İZMİR - The Ministry of Environment, Urbanisation and Climate Change has issued 175 "EIA not required" decisions in the last 3 months for quarries that cause as much damage to ecology as cyanide gold mines.
Behind cyanide gold, silver and copper mines, quarries cause at least as much damage to nature. For these quarries, which are opened to extract stones such as marble, rock, clay, granite, limestone, etc., forests, agricultural lands or areas close to residential areas are generally chosen. Blasting in these quarries, all of which are operated as open mining, disrupts underground fracture systems, causing waterways to change and water to pass deeper into the ground. Due to the complete scraping of the vegetation cover, the habitat is fragmented, biodiversity is reduced, soil structure deteriorates, and the risk of erosion and landslides increases.
The quarries that destroy streams and fragment forests, as we can see most clearly in the Eşkencedere Valley in Rize İkizdere, make the region uninhabitable due to noise and dust pollution. While attention is drawn to cyanide gold mining, quarries, which show a great increase behind, are operating in almost every neighbourhood. With the increase in these quarries, social problems such as threats to health and safety, prevention of farming, prevention of free movement of animals, displacement of communities, decrease in agricultural productivity, and damage to cultural sites are also experienced. Dust from the quarries settles on trees in the forests, peppers and tomatoes in the fields, making agricultural production impossible, while citizens living in the immediate vicinity cannot even open their windows in the summer months.
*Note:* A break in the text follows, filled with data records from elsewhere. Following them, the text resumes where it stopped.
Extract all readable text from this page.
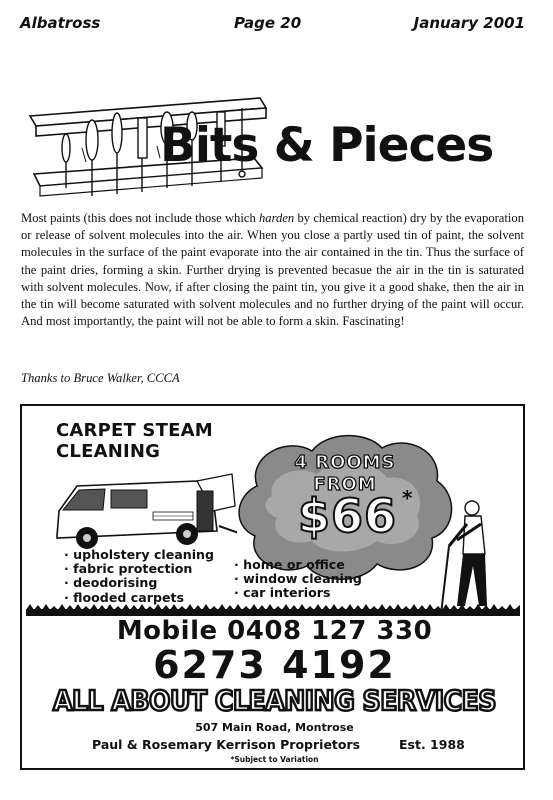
Albatross	Page 20	January 2001
Bits & Pieces
Most paints (this does not include those which harden by chemical reaction) dry by the evaporation or release of solvent molecules into the air. When you close a partly used tin of paint, the solvent molecules in the surface of the paint evaporate into the air contained in the tin. Thus the surface of the paint dries, forming a skin. Further drying is prevented becasue the air in the tin is saturated with solvent molecules. Now, if after closing the paint tin, you give it a good shake, then the air in the tin will become saturated with solvent molecules and no further drying of the paint will occur. And most importantly, the paint will not be able to form a skin. Fascinating!
Thanks to Bruce Walker, CCCA
CARPET STEAM
CLEANING
4 ROOMS
FROM
$66 *
· upholstery cleaning
· fabric protection
· deodorising
· flooded carpets
· home or office
· window cleaning
· car interiors
Mobile 0408 127 330
6273 4192
ALL ABOUT CLEANING SERVICES
507 Main Road, Montrose
Paul & Rosemary Kerrison Proprietors	Est. 1988
*Subject to Variation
1 IN 3 IS A STATE INSTITUTION
According to data on the website of the Ministry of Environment, Urbanisation and Climate Change, 175 quarries received "Environmental Impact Assessment (EIA) not required" decisions between 1 October and 24 December. Of these decisions, 53 were for quarries owned by state institutions such as State Hydraulic Works (DSI), Highways, Investment Monitoring and Coordination Directorate and Special Provincial Administration. The highest number of decisions was made for Hatay, which was hit by an earthquake on 6 February 2023 and turned the entire city into a construction site. EIA was not required for the opening of 6 quarries in different districts of the city where debris removal, new constructions and intense air pollution were experienced.